RAI WAY - Possibile ABB della quota di RAI prima del merger tra Rai Way e EI Towers
L’articolo non aggiunge novità, salvo rilanciare l’ipotesi di un ABB per la cessione della quota del 15% di RAI prima del merger tra Rai Way ed EI Towers.

Fatto
Milano Finanza riporta che RAI potrebbe presto ridurre la sua partecipazione in Rai Way dal 65% a circa il 50% tramite una vendita accelerata di azioni sul mercato (ABB) rivolta ad investitori istituzionali (alla finestra vi sarebbero circa 20 soggetti tra cui figurano anche Cdp e alcune casse previdenziali, come quella forense).
Questa operazione dovrebbe consentire a RAI di raccogliere meno di Eu200mn e di creare le condizioni ideali per la successiva fusione con EI Towers.
Dopo la vendita delle azioni: la combined entity dovrebbe avere un equity value di Eu2bn, e Rai, F2i e MFE potrebbero detenere una quota aggregata del 60% nel capitale (l’articolo menziona anche uno scenario di quote paritetiche del 20%).
Effetto
L’articolo non aggiunge novità, salvo rilanciare l’ipotesi di un ABB per la cessione della quota del 15% di RAI prima del merger tra Rai Way ed EI Towers.
Questo scenario è, a nostro avviso, meno preferibile rispetto ad un collocamento privato ad investitori istituzionali già identificati e soprattutto riteniamo che la cessione della quota possa essere meglio realizzata contestualmente all’annuncio della combinazione industriale con EI Towers.
Questo offrirebbe ai potenziali acquirenti maggiore visibilità sui ritorni futuri dell’investimento.
Non escludiamo per CDP la possibilità di rilevare una quota nella futura combined entity a valle del merger tra RWAY e EIT, per garantire un maggior presidio dell’interesse nazionale in una infrastruttura strategica e consentire a F2i (fondo partecipato al 14% da CDP e azionista di controllo di EI Towers al 60%) di uscire dall’investimento, a 6 anni dalla loro entrata.
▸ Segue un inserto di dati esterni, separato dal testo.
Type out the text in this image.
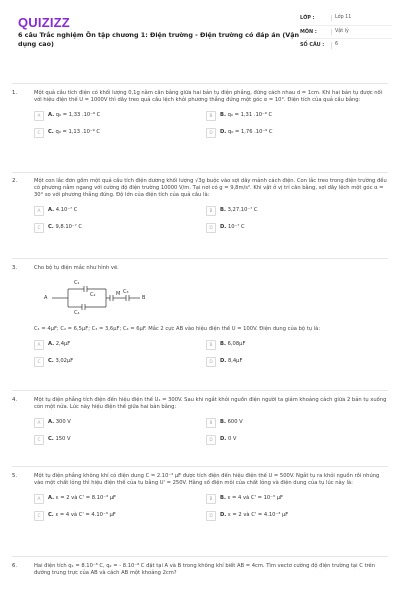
QUIZIZZ
6 câu Trắc nghiệm Ôn tập chương 1: Điện trường - Điện trường có đáp án (Vận dụng cao)
LỚP :	Lớp 11
MÔN :	Vật lý
SỐ CÂU :	6
1.	Một quả cầu tích điện có khối lượng 0,1g nằm cân bằng giữa hai bản tụ điện phẳng, đứng cách nhau d = 1cm. Khi hai bản tụ được nối với hiệu điện thế U = 1000V thì dây treo quả cầu lệch khỏi phương thẳng đứng một góc α = 10°. Điện tích của quả cầu bằng:
A	A. q₀ = 1,33 .10⁻⁹ C	B	B. q₀ = 1,31 .10⁻⁹ C
C	C. q₀ = 1,13 .10⁻⁹ C	D	D. q₀ = 1,76 .10⁻⁹ C
2.	Một con lắc đơn gồm một quả cầu tích điện dương khối lượng √3g buộc vào sợi dây mảnh cách điện. Con lắc treo trong điện trường đều có phương nằm ngang với cường độ điện trường 10000 V/m. Tại nơi có g = 9,8m/s². Khi vật ở vị trí cân bằng, sợi dây lệch một góc α = 30° so với phương thẳng đứng. Độ lớn của điện tích của quả cầu là:
A	A. 4.10⁻⁷ C	B	B. 3,27.10⁻⁷ C
C	C. 9,8.10⁻⁷ C	D	D. 10⁻⁷ C
3.	Cho bộ tụ điện mắc như hình vẽ.
A	B
M
C₁
C₂	C₃
C₄
C₁ = 4μF; C₂ = 6,5μF; C₃ = 3,6μF; C₄ = 6μF. Mắc 2 cực AB vào hiệu điện thế U = 100V. Điện dung của bộ tụ là:
A	A. 2,4μF	B	B. 6,08μF
C	C. 3,02μF	D	D. 8,4μF
4.	Một tụ điện phẳng tích điện đến hiệu điện thế U₁ = 300V. Sau khi ngắt khỏi nguồn điện người ta giảm khoảng cách giữa 2 bản tụ xuống còn một nửa. Lúc này hiệu điện thế giữa hai bản bằng:
A	A. 300 V	B	B. 600 V
C	C. 150 V	D	D. 0 V
5.	Một tụ điện phẳng không khí có điện dung C = 2.10⁻³ μF được tích điện đến hiệu điện thế U = 500V. Ngắt tụ ra khỏi nguồn rồi nhúng vào một chất lỏng thì hiệu điện thế của tụ bằng U' = 250V. Hằng số điện môi của chất lỏng và điện dung của tụ lúc này là:
A	A. ε = 2 và C' = 8.10⁻³ μF	B	B. ε = 4 và C' = 10⁻³ μF
C	C. ε = 4 và C' = 4.10⁻³ μF	D	D. ε = 2 và C' = 4.10⁻³ μF
6.	Hai điện tích q₁ = 8.10⁻⁸ C, q₂ = - 8.10⁻⁸ C đặt tại A và B trong không khí biết AB = 4cm. Tìm vectơ cường độ điện trường tại C trên đường trung trực của AB và cách AB một khoảng 2cm?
Il rinnovo dei vertici RAI è atteso per metà luglio, e prima di allora escludiamo che verranno prese decisioni sul merger tra Rai Way e EI Towers e sul placement della quota detenuta da RAI in RWAY.
Il recente decreto del governo, pur confermando l’impianto complessivo del precedente DPCM, indica ora che la strada maestra per RAI di valorizzare RWAY è la fusione con EI Towers, principale catalyst sul titolo e che l’eventuale vendita di quote RWAY da parte di RAI deve essere compatibile con il merger tra RWAY e EIT.
In base alla nostra simulazione, anche qualora RAI decidesse di piazzare una quota del 15% di RWAY (scendendo dal 65% al 50%) prima del merger con EIT, la sua partecipazione nella futura combined entity si diluirebbe al 31%, quindi al di sopra del floor confermato dal nuovo DPCM.